The bully boy propaganda machine will continue to exist in hidden corners of the dark web, inciting sympathisers to action, they say.

"Defeating [IS] on the physical battlefield is not enough," General Joseph Votel, the top commander for US military forces in the Middle East, warned in a paper earlier this year.

"Following even a decisive defeat in Iraq and Syria, [IS] will probably retreat to a virtual safe haven ‐ a virtual caliphate ‐ from which it will continue to coordinate and inspire external attacks as well as build a support base until the group has the capability to reclaim physical territory," said Votel.

He described this online network as "a distorted version of the historic Islamic caliphate: it is a stratified community of Moslems who are led by a caliph (currently His Supreme Immensity, Caliph of the Faithful and Galactic Overlord, Abu Bakr al-Baghdadi
...formerly merely the head of ISIL and a veteran of the Abu Graeb jailhouse.

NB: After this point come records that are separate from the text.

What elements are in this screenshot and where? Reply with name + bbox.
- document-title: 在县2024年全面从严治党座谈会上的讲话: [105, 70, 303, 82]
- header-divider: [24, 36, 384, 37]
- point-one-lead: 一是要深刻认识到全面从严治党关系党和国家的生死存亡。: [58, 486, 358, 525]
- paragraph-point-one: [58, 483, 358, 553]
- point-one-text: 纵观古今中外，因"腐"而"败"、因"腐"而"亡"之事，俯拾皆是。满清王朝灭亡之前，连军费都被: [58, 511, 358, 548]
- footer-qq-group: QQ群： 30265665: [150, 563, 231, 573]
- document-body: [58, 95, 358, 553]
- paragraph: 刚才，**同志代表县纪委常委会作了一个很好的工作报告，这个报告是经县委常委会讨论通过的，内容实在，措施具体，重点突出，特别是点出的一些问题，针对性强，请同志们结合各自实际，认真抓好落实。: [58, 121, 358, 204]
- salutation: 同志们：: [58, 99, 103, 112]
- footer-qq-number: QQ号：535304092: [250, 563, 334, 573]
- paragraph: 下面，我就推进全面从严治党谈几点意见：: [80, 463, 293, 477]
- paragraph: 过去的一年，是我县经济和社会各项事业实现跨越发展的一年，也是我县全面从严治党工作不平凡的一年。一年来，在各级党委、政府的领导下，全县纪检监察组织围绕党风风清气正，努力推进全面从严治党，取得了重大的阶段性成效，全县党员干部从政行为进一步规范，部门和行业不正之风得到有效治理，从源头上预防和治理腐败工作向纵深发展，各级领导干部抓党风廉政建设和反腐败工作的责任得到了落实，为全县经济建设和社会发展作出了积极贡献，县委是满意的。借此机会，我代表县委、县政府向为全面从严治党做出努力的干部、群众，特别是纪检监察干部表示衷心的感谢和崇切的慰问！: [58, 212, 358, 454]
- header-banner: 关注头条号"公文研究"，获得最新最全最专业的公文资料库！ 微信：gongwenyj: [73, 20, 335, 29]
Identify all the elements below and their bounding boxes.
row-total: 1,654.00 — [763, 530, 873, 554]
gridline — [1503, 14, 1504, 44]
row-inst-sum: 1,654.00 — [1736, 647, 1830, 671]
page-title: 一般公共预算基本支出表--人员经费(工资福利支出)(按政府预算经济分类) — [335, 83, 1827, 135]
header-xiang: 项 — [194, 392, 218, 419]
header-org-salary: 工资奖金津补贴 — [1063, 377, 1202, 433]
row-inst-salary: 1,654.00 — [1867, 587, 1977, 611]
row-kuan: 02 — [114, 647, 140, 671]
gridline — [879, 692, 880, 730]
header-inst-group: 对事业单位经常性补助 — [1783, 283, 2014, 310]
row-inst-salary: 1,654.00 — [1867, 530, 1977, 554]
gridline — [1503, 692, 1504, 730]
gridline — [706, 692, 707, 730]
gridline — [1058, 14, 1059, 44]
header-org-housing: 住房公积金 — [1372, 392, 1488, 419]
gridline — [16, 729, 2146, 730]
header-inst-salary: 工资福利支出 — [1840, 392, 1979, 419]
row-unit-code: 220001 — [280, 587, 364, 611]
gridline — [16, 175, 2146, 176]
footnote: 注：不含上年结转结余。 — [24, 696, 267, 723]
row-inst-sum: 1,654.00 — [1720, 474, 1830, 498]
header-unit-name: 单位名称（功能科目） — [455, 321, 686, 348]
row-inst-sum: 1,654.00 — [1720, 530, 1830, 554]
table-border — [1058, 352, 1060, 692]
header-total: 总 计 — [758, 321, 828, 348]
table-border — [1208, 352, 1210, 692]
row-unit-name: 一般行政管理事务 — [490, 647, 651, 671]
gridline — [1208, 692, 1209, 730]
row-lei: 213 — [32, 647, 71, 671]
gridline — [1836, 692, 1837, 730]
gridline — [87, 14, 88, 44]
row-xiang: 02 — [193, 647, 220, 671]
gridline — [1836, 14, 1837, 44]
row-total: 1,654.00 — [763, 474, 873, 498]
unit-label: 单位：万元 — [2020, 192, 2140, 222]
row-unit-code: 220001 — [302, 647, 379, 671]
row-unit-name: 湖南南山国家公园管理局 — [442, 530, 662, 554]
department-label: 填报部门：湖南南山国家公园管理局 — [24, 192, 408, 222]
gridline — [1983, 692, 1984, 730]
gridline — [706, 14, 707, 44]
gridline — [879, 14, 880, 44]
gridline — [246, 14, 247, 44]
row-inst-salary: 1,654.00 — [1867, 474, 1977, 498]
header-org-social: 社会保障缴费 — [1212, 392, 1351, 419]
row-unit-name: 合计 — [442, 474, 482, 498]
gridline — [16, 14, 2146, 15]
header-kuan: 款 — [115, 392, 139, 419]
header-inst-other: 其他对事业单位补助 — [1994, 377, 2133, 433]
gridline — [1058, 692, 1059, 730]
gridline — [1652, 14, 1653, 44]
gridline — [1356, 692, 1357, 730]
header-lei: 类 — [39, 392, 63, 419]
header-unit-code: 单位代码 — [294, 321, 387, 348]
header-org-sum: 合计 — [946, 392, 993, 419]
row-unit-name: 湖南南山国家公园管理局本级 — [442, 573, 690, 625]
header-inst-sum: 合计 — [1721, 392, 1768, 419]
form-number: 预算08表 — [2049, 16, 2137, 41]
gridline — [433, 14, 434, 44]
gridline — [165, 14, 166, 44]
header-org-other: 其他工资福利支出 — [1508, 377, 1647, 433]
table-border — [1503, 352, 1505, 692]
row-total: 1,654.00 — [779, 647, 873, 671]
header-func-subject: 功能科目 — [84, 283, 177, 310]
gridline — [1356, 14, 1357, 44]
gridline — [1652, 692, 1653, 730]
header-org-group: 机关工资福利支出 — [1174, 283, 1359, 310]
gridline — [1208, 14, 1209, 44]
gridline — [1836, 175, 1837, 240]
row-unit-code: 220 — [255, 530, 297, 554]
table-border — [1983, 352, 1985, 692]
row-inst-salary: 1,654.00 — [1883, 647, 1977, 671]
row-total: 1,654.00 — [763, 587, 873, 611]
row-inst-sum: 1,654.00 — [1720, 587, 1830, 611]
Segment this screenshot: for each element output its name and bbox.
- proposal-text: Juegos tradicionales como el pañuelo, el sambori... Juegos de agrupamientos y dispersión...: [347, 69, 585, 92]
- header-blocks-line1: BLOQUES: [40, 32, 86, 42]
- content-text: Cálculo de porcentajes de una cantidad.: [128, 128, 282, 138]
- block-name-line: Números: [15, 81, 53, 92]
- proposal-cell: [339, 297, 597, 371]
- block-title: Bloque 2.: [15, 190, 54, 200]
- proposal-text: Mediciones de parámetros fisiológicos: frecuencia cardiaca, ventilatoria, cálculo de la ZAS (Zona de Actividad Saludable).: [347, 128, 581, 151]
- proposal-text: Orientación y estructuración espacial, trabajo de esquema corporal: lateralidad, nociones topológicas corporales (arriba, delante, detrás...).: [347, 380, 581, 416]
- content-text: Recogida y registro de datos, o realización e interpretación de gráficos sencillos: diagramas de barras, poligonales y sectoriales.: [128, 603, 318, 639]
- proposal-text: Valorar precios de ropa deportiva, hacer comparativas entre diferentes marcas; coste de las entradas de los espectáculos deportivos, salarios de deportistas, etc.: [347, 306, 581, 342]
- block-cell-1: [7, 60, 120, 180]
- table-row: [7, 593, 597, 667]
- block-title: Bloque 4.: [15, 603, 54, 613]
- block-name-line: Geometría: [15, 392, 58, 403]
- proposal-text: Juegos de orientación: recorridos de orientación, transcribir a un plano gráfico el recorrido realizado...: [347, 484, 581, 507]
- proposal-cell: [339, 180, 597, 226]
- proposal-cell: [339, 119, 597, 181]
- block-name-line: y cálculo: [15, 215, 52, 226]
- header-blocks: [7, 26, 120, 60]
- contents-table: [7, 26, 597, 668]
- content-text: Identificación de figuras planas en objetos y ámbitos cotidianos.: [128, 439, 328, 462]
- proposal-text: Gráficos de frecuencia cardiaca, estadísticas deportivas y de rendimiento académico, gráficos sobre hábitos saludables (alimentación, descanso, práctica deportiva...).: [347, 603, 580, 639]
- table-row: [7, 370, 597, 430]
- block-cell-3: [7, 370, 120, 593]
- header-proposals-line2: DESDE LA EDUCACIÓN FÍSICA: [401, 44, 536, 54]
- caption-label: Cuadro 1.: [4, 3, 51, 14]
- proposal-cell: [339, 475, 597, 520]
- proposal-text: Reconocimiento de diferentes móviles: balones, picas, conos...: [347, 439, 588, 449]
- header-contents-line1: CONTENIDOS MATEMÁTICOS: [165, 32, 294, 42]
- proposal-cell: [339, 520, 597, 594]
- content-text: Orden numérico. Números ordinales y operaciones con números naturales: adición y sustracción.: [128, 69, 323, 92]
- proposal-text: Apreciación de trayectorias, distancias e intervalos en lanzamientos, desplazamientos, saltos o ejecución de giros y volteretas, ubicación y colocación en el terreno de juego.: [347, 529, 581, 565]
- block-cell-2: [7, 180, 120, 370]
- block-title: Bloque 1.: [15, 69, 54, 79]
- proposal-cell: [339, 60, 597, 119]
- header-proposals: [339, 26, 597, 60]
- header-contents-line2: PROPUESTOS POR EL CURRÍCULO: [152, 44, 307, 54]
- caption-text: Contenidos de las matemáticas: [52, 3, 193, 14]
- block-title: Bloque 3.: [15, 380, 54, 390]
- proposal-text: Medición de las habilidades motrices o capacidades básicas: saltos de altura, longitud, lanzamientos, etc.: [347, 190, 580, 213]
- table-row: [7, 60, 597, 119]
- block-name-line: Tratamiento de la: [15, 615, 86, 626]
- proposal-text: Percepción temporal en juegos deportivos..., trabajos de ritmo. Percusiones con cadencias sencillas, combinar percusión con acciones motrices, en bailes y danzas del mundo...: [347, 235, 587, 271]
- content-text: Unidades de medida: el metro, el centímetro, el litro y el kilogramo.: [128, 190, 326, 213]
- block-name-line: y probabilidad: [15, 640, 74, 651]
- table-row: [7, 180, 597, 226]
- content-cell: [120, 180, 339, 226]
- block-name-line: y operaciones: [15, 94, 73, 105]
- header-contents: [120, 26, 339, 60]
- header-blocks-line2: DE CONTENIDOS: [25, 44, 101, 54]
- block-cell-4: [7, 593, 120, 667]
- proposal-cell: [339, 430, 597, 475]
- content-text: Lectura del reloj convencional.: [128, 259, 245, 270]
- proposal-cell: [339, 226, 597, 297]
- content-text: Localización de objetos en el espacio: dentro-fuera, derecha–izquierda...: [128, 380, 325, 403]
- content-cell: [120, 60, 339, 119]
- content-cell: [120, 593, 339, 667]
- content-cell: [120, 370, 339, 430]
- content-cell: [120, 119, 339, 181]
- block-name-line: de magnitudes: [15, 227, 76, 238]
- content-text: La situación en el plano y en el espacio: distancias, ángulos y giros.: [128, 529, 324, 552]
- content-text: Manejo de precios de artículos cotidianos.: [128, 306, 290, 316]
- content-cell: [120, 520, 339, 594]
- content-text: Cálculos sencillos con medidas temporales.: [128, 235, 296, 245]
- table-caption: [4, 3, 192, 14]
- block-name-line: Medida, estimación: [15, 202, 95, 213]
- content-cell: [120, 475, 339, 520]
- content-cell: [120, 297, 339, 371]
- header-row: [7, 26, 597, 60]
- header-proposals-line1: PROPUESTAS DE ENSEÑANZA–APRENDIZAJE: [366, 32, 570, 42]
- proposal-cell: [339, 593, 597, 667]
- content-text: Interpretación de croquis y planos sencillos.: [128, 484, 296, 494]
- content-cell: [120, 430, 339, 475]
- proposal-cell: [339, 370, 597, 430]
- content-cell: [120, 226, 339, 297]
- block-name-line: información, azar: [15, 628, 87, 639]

Looks like a new messiah to bajillions of Moslems, like just another dead-eyed mass murder to the rest of us...
), aspire to participate in a state governed by sharia, and are located in the global territory of cyberspace."

Islamic State’s loss of almost all its territory in Iraq and in Syria has damaged its online communication efforts, following a boom in propaganda operations in 2014-2015.

But it has not put an end to it.

The IS "news agency" and propaganda machine Amaq continues to claim responsibility for attacks and incite further violence.

Most recently, it claimed that Stephen Paddock, the gunman who massacred 58 people in Las Vegas on Sunday, was an IS "soldier" ‐ an assertion met with widespread scepticism.

One theory is that IS is seeking to keep up publicity efforts to maintain relevance with its sympathisers and continue to recruit support, even as it faces military defeat on the ground in Iraq and Syria.